Another ‘benefit’ is that it has raised the stakes of my ‘all bets are off’ stance (to mix metaphors). I feel freer than ever to explore all options. I’m open to anything. Because I have to be. I can’t help it. In some ways I’d rather not be open to strict, closed materialism—I mean as anything more than an intellectual position to fair-mindedly investigate. But it has become a genuine existential option for me. Perforce. I didn’t choose it anymore than I seem to have chosen my previously impervious bent toward non-materialism.
He is ‘buffeted by every wind’ the naysayers will say. I think only people who’ve never truly suffered life’s storms can throw that accusation so blithely.

My friend replied that though he no longer embraces ‘certainty’, he simply assumes the ‘absurdities’ of faith in a practical daily way. He further remarked: ‘God is an assumption based on a supposition. I shrug, “I don’t know, but hope for God’s mercy… whatever that is.”
I responded as follows:
That makes complete sense to me and is very similar to how I operate on a daily basis. The christian god assumption/supposition is undergoing thorough deconstruction, and to some degree even rejection, for me. And the holes that leaves behind are becoming a patchwork influenced by Native American spirituality, Chinese spirituality and others (including materialist philosophies like Marxism!). Of course, I’m always in danger of appropriating these other spiritualities rather than truly understanding or embracing them from the inside. Just another reason I feel like an incurable outsider. It’s not something I want. I’m sick to death (in the full Kierkegaardian sense) of being Outside. I want in. I’m dying out here. But what can I do? I’ve tried everything. I’ll just continue to huddle round the trashcan fire at the gates, hoping for kindnesses passed through the bars.
So there it is. Further to this point, I will (if I feel up to it) reflect on the new album Wild God by Nick Cave and the Bad Seeds in a forthcoming piece. That incredible album encapsulates a deep irony for me, for where I’ve got to and where Nick has got to marks an unexpected criss-cross.

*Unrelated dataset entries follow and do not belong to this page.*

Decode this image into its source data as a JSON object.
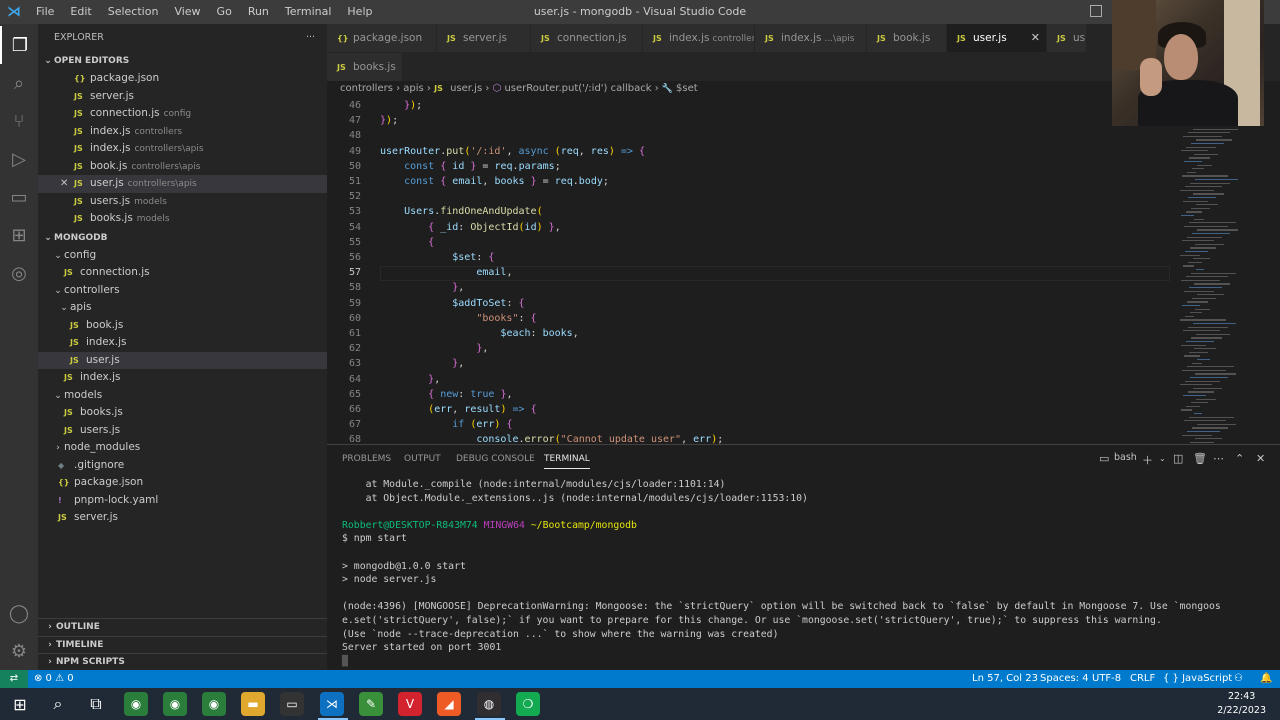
{
  "window": {
    "title": "user.js - mongodb - Visual Studio Code",
    "menu": [
      "File",
      "Edit",
      "Selection",
      "View",
      "Go",
      "Run",
      "Terminal",
      "Help"
    ]
  },
  "activity_bar": {
    "items": [
      "explorer-icon",
      "search-icon",
      "source-control-icon",
      "run-debug-icon",
      "remote-explorer-icon",
      "extensions-icon",
      "git-graph-icon"
    ],
    "bottom": [
      "account-icon",
      "settings-gear-icon"
    ]
  },
  "sidebar": {
    "title": "EXPLORER",
    "more": "···",
    "open_editors": {
      "label": "OPEN EDITORS",
      "items": [
        {
          "icon": "{}",
          "name": "package.json",
          "desc": ""
        },
        {
          "icon": "JS",
          "name": "server.js",
          "desc": ""
        },
        {
          "icon": "JS",
          "name": "connection.js",
          "desc": "config"
        },
        {
          "icon": "JS",
          "name": "index.js",
          "desc": "controllers"
        },
        {
          "icon": "JS",
          "name": "index.js",
          "desc": "controllers\\apis"
        },
        {
          "icon": "JS",
          "name": "book.js",
          "desc": "controllers\\apis"
        },
        {
          "icon": "JS",
          "name": "user.js",
          "desc": "controllers\\apis"
        },
        {
          "icon": "JS",
          "name": "users.js",
          "desc": "models"
        },
        {
          "icon": "JS",
          "name": "books.js",
          "desc": "models"
        }
      ],
      "close_glyph": "✕"
    },
    "project": {
      "label": "MONGODB",
      "tree": [
        {
          "type": "folder",
          "name": "config",
          "depth": 1,
          "open": true
        },
        {
          "type": "js",
          "name": "connection.js",
          "depth": 2
        },
        {
          "type": "folder",
          "name": "controllers",
          "depth": 1,
          "open": true
        },
        {
          "type": "folder",
          "name": "apis",
          "depth": 2,
          "open": true
        },
        {
          "type": "js",
          "name": "book.js",
          "depth": 3
        },
        {
          "type": "js",
          "name": "index.js",
          "depth": 3
        },
        {
          "type": "js",
          "name": "user.js",
          "depth": 3
        },
        {
          "type": "js",
          "name": "index.js",
          "depth": 2
        },
        {
          "type": "folder",
          "name": "models",
          "depth": 1,
          "open": true
        },
        {
          "type": "js",
          "name": "books.js",
          "depth": 2
        },
        {
          "type": "js",
          "name": "users.js",
          "depth": 2
        },
        {
          "type": "folder",
          "name": "node_modules",
          "depth": 1,
          "open": false
        },
        {
          "type": "git",
          "name": ".gitignore",
          "depth": 1
        },
        {
          "type": "json",
          "name": "package.json",
          "depth": 1
        },
        {
          "type": "yaml",
          "name": "pnpm-lock.yaml",
          "depth": 1
        },
        {
          "type": "js",
          "name": "server.js",
          "depth": 1
        }
      ]
    },
    "outline": "OUTLINE",
    "timeline": "TIMELINE",
    "npm_scripts": "NPM SCRIPTS"
  },
  "tabs": [
    {
      "icon": "{}",
      "name": "package.json",
      "desc": ""
    },
    {
      "icon": "JS",
      "name": "server.js",
      "desc": ""
    },
    {
      "icon": "JS",
      "name": "connection.js",
      "desc": ""
    },
    {
      "icon": "JS",
      "name": "index.js",
      "desc": "controllers"
    },
    {
      "icon": "JS",
      "name": "index.js",
      "desc": "...\\apis"
    },
    {
      "icon": "JS",
      "name": "book.js",
      "desc": ""
    },
    {
      "icon": "JS",
      "name": "user.js",
      "desc": "",
      "active": true
    },
    {
      "icon": "JS",
      "name": "us",
      "desc": ""
    }
  ],
  "tabs_row2": [
    {
      "icon": "JS",
      "name": "books.js"
    }
  ],
  "breadcrumb": [
    "controllers",
    "apis",
    "user.js",
    "userRouter.put('/:id') callback",
    "$set"
  ],
  "editor": {
    "current_line": 57,
    "lines": [
      {
        "n": 46,
        "code": "    });"
      },
      {
        "n": 47,
        "code": "});"
      },
      {
        "n": 48,
        "code": ""
      },
      {
        "n": 49,
        "code": "userRouter.put('/:id', async (req, res) => {"
      },
      {
        "n": 50,
        "code": "    const { id } = req.params;"
      },
      {
        "n": 51,
        "code": "    const { email, books } = req.body;"
      },
      {
        "n": 52,
        "code": ""
      },
      {
        "n": 53,
        "code": "    Users.findOneAndUpdate("
      },
      {
        "n": 54,
        "code": "        { _id: ObjectId(id) },"
      },
      {
        "n": 55,
        "code": "        {"
      },
      {
        "n": 56,
        "code": "            $set: {"
      },
      {
        "n": 57,
        "code": "                email,"
      },
      {
        "n": 58,
        "code": "            },"
      },
      {
        "n": 59,
        "code": "            $addToSet: {"
      },
      {
        "n": 60,
        "code": "                \"books\": {"
      },
      {
        "n": 61,
        "code": "                    $each: books,"
      },
      {
        "n": 62,
        "code": "                },"
      },
      {
        "n": 63,
        "code": "            },"
      },
      {
        "n": 64,
        "code": "        },"
      },
      {
        "n": 65,
        "code": "        { new: true },"
      },
      {
        "n": 66,
        "code": "        (err, result) => {"
      },
      {
        "n": 67,
        "code": "            if (err) {"
      },
      {
        "n": 68,
        "code": "                console.error(\"Cannot update user\", err);"
      }
    ]
  },
  "panel": {
    "tabs": [
      "PROBLEMS",
      "OUTPUT",
      "DEBUG CONSOLE",
      "TERMINAL"
    ],
    "active_tab": "TERMINAL",
    "shell": "bash",
    "terminal_lines": [
      "    at Module._compile (node:internal/modules/cjs/loader:1101:14)",
      "    at Object.Module._extensions..js (node:internal/modules/cjs/loader:1153:10)",
      "",
      "PROMPT",
      "$ npm start",
      "",
      "> mongodb@1.0.0 start",
      "> node server.js",
      "",
      "(node:4396) [MONGOOSE] DeprecationWarning: Mongoose: the `strictQuery` option will be switched back to `false` by default in Mongoose 7. Use `mongoos",
      "e.set('strictQuery', false);` if you want to prepare for this change. Or use `mongoose.set('strictQuery', true);` to suppress this warning.",
      "(Use `node --trace-deprecation ...` to show where the warning was created)",
      "Server started on port 3001",
      "█"
    ],
    "prompt": {
      "user": "Robbert@DESKTOP-R843M74",
      "env": "MINGW64",
      "path": "~/Bootcamp/mongodb"
    }
  },
  "statusbar": {
    "remote": "⇄",
    "problems": "⊗ 0 ⚠ 0",
    "position": "Ln 57, Col 23",
    "spaces": "Spaces: 4",
    "encoding": "UTF-8",
    "eol": "CRLF",
    "language": "{ } JavaScript",
    "colors": {
      "bar": "#007acc",
      "remote": "#16825d"
    }
  },
  "taskbar": {
    "apps": [
      "windows-start-icon",
      "search-icon",
      "task-view-icon",
      "chrome-icon",
      "chrome-icon",
      "chrome-icon",
      "file-explorer-icon",
      "terminal-icon",
      "vscode-icon",
      "notepad-icon",
      "vivaldi-icon",
      "postman-icon",
      "obs-icon",
      "mongodb-compass-icon"
    ],
    "time": "22:43",
    "date": "2/22/2023"
  }
}
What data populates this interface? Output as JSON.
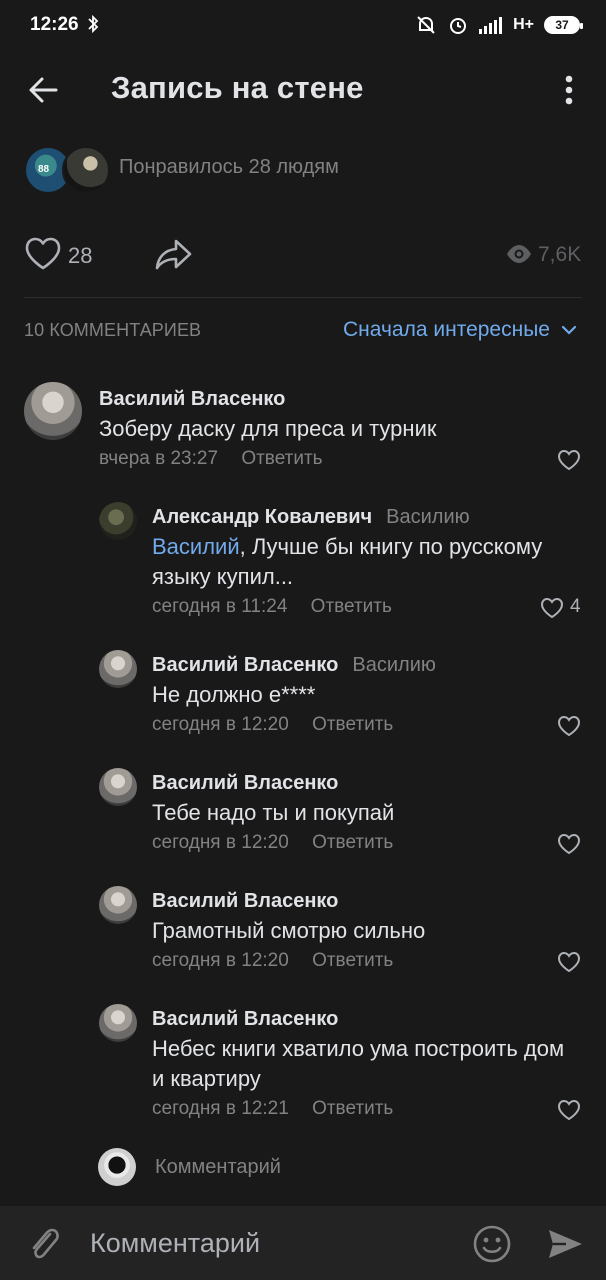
{
  "status_bar": {
    "time": "12:26",
    "network": "H+",
    "battery": "37"
  },
  "header": {
    "title": "Запись на стене"
  },
  "likes": {
    "liked_by_text": "Понравилось 28 людям",
    "avatar1_number": "88"
  },
  "actions": {
    "likes_count": "28",
    "views_count": "7,6K"
  },
  "comments_header": {
    "count_label": "10 КОММЕНТАРИЕВ",
    "sort_label": "Сначала интересные"
  },
  "comments": [
    {
      "author": "Василий Власенко",
      "reply_to": "",
      "mention": "",
      "text": "Зоберу даску для преса и турник",
      "time": "вчера в 23:27",
      "reply_label": "Ответить",
      "likes": ""
    },
    {
      "author": "Александр Ковалевич",
      "reply_to": "Василию",
      "mention": "Василий",
      "text": ", Лучше бы книгу по русскому языку купил...",
      "time": "сегодня в 11:24",
      "reply_label": "Ответить",
      "likes": "4"
    },
    {
      "author": "Василий Власенко",
      "reply_to": "Василию",
      "mention": "",
      "text": "Не должно е****",
      "time": "сегодня в 12:20",
      "reply_label": "Ответить",
      "likes": ""
    },
    {
      "author": "Василий Власенко",
      "reply_to": "",
      "mention": "",
      "text": "Тебе надо ты и покупай",
      "time": "сегодня в 12:20",
      "reply_label": "Ответить",
      "likes": ""
    },
    {
      "author": "Василий Власенко",
      "reply_to": "",
      "mention": "",
      "text": "Грамотный смотрю сильно",
      "time": "сегодня в 12:20",
      "reply_label": "Ответить",
      "likes": ""
    },
    {
      "author": "Василий Власенко",
      "reply_to": "",
      "mention": "",
      "text": "Небес книги хватило ума построить дом и квартиру",
      "time": "сегодня в 12:21",
      "reply_label": "Ответить",
      "likes": ""
    }
  ],
  "composer": {
    "inline_placeholder": "Комментарий",
    "input_placeholder": "Комментарий"
  },
  "colors": {
    "background": "#19191a",
    "accent": "#71aaeb",
    "secondary_text": "#828282",
    "primary_text": "#e1e3e6"
  },
  "icons": [
    "back-arrow-icon",
    "more-vertical-icon",
    "heart-icon",
    "share-icon",
    "eye-icon",
    "chevron-down-icon",
    "paperclip-icon",
    "emoji-icon",
    "send-icon",
    "bluetooth-icon",
    "mute-bell-icon",
    "alarm-icon",
    "signal-icon",
    "battery-icon"
  ]
}
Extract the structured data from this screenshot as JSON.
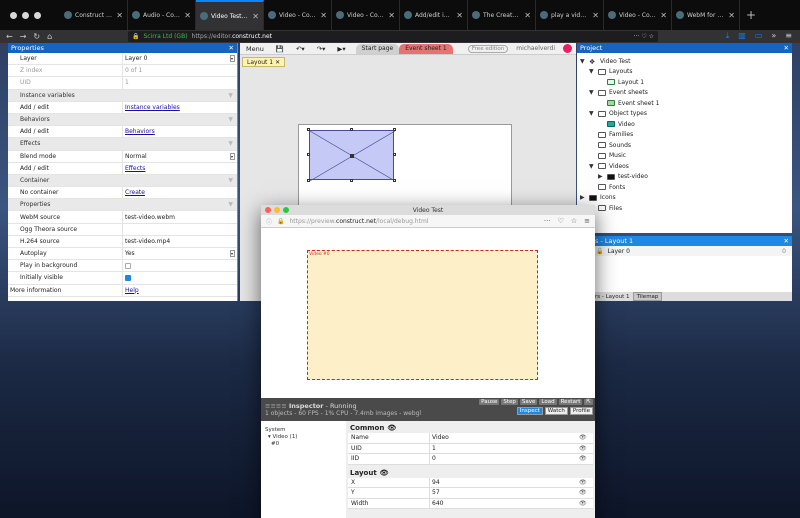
{
  "browser": {
    "tabs": [
      {
        "title": "Construct Offici"
      },
      {
        "title": "Audio - Constru"
      },
      {
        "title": "Video Test - Co",
        "active": true
      },
      {
        "title": "Video - Constru"
      },
      {
        "title": "Video - Constru"
      },
      {
        "title": "Add/edit instan"
      },
      {
        "title": "The Create New"
      },
      {
        "title": "play a video in o"
      },
      {
        "title": "Video - Constru"
      },
      {
        "title": "WebM for Premi"
      }
    ],
    "new_tab_symbol": "+",
    "url_secure_label": "Scirra Ltd (GB)",
    "url": "https://editor.construct.net",
    "url_host": "construct.net",
    "url_prefix": "https://editor."
  },
  "properties": {
    "title": "Properties",
    "rows": [
      {
        "key": "Layer",
        "value": "Layer 0",
        "kind": "dropdown"
      },
      {
        "key": "Z index",
        "value": "0 of 1",
        "kind": "disabled"
      },
      {
        "key": "UID",
        "value": "1",
        "kind": "disabled"
      },
      {
        "key": "Instance variables",
        "kind": "section"
      },
      {
        "key": "Add / edit",
        "value": "Instance variables",
        "kind": "link"
      },
      {
        "key": "Behaviors",
        "kind": "section"
      },
      {
        "key": "Add / edit",
        "value": "Behaviors",
        "kind": "link"
      },
      {
        "key": "Effects",
        "kind": "section"
      },
      {
        "key": "Blend mode",
        "value": "Normal",
        "kind": "dropdown"
      },
      {
        "key": "Add / edit",
        "value": "Effects",
        "kind": "link"
      },
      {
        "key": "Container",
        "kind": "section"
      },
      {
        "key": "No container",
        "value": "Create",
        "kind": "link"
      },
      {
        "key": "Properties",
        "kind": "section"
      },
      {
        "key": "WebM source",
        "value": "test-video.webm",
        "kind": "text"
      },
      {
        "key": "Ogg Theora source",
        "value": "",
        "kind": "text"
      },
      {
        "key": "H.264 source",
        "value": "test-video.mp4",
        "kind": "text"
      },
      {
        "key": "Autoplay",
        "value": "Yes",
        "kind": "dropdown"
      },
      {
        "key": "Play in background",
        "value": "",
        "kind": "checkbox-off"
      },
      {
        "key": "Initially visible",
        "value": "",
        "kind": "checkbox-on"
      },
      {
        "key": "More information",
        "value": "Help",
        "kind": "link-root"
      }
    ]
  },
  "editor": {
    "menu_label": "Menu",
    "start_page_tab": "Start page",
    "event_sheet_tab": "Event sheet 1",
    "free_edition_label": "Free edition",
    "username": "michaelverdi",
    "layout_tab": "Layout 1"
  },
  "project": {
    "title": "Project",
    "items": [
      {
        "label": "Video Test",
        "depth": 0,
        "expander": "▼",
        "icon": "root"
      },
      {
        "label": "Layouts",
        "depth": 1,
        "expander": "▼",
        "icon": "f"
      },
      {
        "label": "Layout 1",
        "depth": 2,
        "expander": "",
        "icon": "lay"
      },
      {
        "label": "Event sheets",
        "depth": 1,
        "expander": "▼",
        "icon": "f"
      },
      {
        "label": "Event sheet 1",
        "depth": 2,
        "expander": "",
        "icon": "ev"
      },
      {
        "label": "Object types",
        "depth": 1,
        "expander": "▼",
        "icon": "f"
      },
      {
        "label": "Video",
        "depth": 2,
        "expander": "",
        "icon": "vid"
      },
      {
        "label": "Families",
        "depth": 1,
        "expander": "",
        "icon": "f"
      },
      {
        "label": "Sounds",
        "depth": 1,
        "expander": "",
        "icon": "f"
      },
      {
        "label": "Music",
        "depth": 1,
        "expander": "",
        "icon": "f"
      },
      {
        "label": "Videos",
        "depth": 1,
        "expander": "▼",
        "icon": "f"
      },
      {
        "label": "test-video",
        "depth": 2,
        "expander": "▶",
        "icon": "fd"
      },
      {
        "label": "Fonts",
        "depth": 1,
        "expander": "",
        "icon": "f"
      },
      {
        "label": "Icons",
        "depth": 0,
        "expander": "▶",
        "icon": "fd"
      },
      {
        "label": "Files",
        "depth": 1,
        "expander": "",
        "icon": "f"
      }
    ]
  },
  "layers": {
    "title": "s - Layout 1",
    "rows": [
      {
        "name": "Layer 0",
        "number": "0"
      }
    ],
    "bottom_tabs": [
      "rs - Layout 1",
      "Tilemap"
    ]
  },
  "preview": {
    "window_title": "Video Test",
    "url_prefix": "https://preview.",
    "url_host": "construct.net",
    "url_path": "/local/debug.html",
    "video_label": "Video #0",
    "inspector_title": "Inspector",
    "inspector_state": "- Running",
    "inspector_stats": "1 objects - 60 FPS - 1% CPU - 7.4mb images - webgl",
    "inspector_buttons": [
      "Pause",
      "Step",
      "Save",
      "Load",
      "Restart"
    ],
    "inspector_tabs": [
      "Inspect",
      "Watch",
      "Profile"
    ],
    "tree": [
      "System",
      "▾ Video (1)",
      "#0"
    ],
    "common_title": "Common",
    "common_rows": [
      {
        "key": "Name",
        "value": "Video"
      },
      {
        "key": "UID",
        "value": "1"
      },
      {
        "key": "IID",
        "value": "0"
      }
    ],
    "layout_title": "Layout",
    "layout_rows": [
      {
        "key": "X",
        "value": "94"
      },
      {
        "key": "Y",
        "value": "57"
      },
      {
        "key": "Width",
        "value": "640"
      }
    ]
  }
}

I will try to explain.
More reports to follow.
Perhaps it would be more precise to say something like the material-saturated-by-its-excess.
I.e., in these moments it seems that material processes completely describe existence.
Your writing are as insightful and delightful to read Daniel as your situation is painful to hear.....
"Those who believe in existence are stupid like cattle, but those who believe in non-existence are even worse." The Royal Songs of Seraha, Tibet 12thc.